Matthew returned to her side, allowing Carson and Mrs. Hughes to make over Baby Charlie.

"As if he weren't devoted enough to you, already," Matthew mused, taking her hands within his.

"I meant it, you know," Mary said, reaching out to touch his cheek. "I wanted Charles to have your name, too. It was important to me."

He sniffed, claiming her hand and bringing it to his lips.

"I remember when you feared that I would be upset that you had not given my name to Christopher," he murmured. "When I would have been utterly shocked if you had."

She leaned forward and kissed him, her lips lingering upon his.

"I hope you're not shocked now," Mary breathed, unable to keep from smiling.

"No," he returned, looking from his new son to his wife. "I actually feel as if I've swallowed a box of fireworks."

"Please don't say that in front of the children," Mary hummed. "There's no telling what they would get up to."

He chuckled before accepting Charlie from Mrs. Hughes, both of the Carsons congratulating them again before exiting the room. Matthew handed the child to Mary before kicking off his shoes and removing his jacket and tie, sliding into the bed beside her and enveloping her in his arms.

"Why don't you sleep now, my darling?" he whispered into her hair. "You've managed something quite miraculous today."

"I believe that I might," she acquiesced, allowing her body to ease into his as sleep began its slow, deliberate ascent.

"Good," Matthew breathed. "I shall be right here when you wake up."
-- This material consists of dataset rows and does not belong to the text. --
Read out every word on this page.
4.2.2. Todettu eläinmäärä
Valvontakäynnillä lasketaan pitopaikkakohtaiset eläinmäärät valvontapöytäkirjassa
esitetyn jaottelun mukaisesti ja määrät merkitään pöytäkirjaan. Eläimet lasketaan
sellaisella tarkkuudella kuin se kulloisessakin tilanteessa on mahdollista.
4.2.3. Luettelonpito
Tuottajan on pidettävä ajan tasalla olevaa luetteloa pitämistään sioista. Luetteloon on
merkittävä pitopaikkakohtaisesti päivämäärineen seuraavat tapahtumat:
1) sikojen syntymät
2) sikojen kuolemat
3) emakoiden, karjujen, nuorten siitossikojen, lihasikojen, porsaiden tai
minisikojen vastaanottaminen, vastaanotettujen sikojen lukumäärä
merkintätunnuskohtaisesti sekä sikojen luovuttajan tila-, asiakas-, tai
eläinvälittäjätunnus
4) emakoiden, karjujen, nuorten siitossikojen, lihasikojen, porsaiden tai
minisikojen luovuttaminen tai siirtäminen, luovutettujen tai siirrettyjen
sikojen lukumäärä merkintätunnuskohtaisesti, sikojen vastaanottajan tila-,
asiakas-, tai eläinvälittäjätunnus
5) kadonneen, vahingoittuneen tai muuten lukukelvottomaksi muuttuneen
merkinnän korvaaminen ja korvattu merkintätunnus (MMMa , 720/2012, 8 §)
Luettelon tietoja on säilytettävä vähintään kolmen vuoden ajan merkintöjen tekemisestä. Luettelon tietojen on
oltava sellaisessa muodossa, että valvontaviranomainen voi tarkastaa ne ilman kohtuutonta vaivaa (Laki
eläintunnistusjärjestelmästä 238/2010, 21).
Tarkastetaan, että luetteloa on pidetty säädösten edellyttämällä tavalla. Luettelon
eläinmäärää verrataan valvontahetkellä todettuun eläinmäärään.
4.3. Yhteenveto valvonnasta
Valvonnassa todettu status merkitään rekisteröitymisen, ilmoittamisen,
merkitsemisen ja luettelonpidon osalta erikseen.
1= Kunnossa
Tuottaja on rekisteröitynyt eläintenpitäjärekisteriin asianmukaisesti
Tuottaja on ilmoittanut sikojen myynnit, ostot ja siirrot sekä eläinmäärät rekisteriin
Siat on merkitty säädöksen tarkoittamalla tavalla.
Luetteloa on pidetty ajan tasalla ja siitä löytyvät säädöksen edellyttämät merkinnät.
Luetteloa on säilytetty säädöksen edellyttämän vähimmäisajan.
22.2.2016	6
The combined warmth of her husband and her son weighed on her eyelids, drawing her under, wrapping her up. Mary heard him humming, knowing the lullaby was intended for the baby, even as it set her adrift. She smiled, sighing contentedly as one thought pressed itself out of her mouth.
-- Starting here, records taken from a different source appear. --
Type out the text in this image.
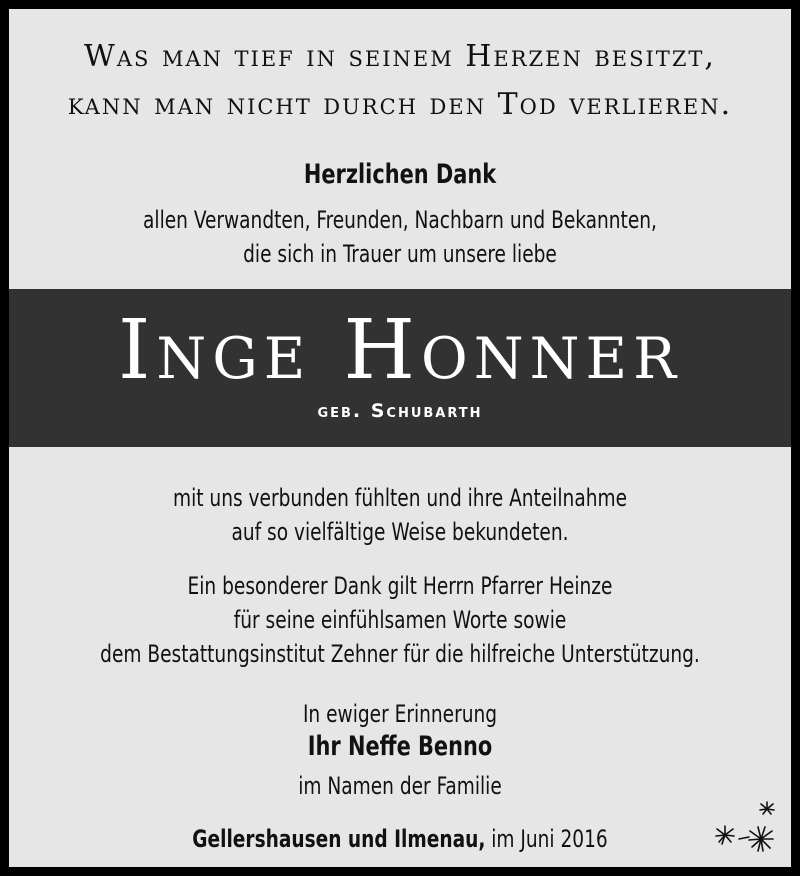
Was man tief in seinem Herzen besitzt,
kann man nicht durch den Tod verlieren.
Herzlichen Dank
allen Verwandten, Freunden, Nachbarn und Bekannten,
die sich in Trauer um unsere liebe
Inge Honner
geb. Schubarth
mit uns verbunden fühlten und ihre Anteilnahme
auf so vielfältige Weise bekundeten.
Ein besonderer Dank gilt Herrn Pfarrer Heinze
für seine einfühlsamen Worte sowie
dem Bestattungsinstitut Zehner für die hilfreiche Unterstützung.
In ewiger Erinnerung
Ihr Neffe Benno
im Namen der Familie
Gellershausen und Ilmenau, im Juni 2016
"Blue, I think," she whispered. "Charlie's eyes."

"I'm rather hoping for brown" he whispered as she teetered on the edge of consciousness. "I have a partiality for them, you know."

"You had better," she managed, smiling to herself, feeling his chuckle reverberate across her limbs.

"I love you, Mary. So very, very much."

It astounded her where their lives now stood: Matthew loved her. She loved him beyond reason. They were truly and deeply happy. And with those thoughts pressed into both memory and bone, she allowed herself to sleep.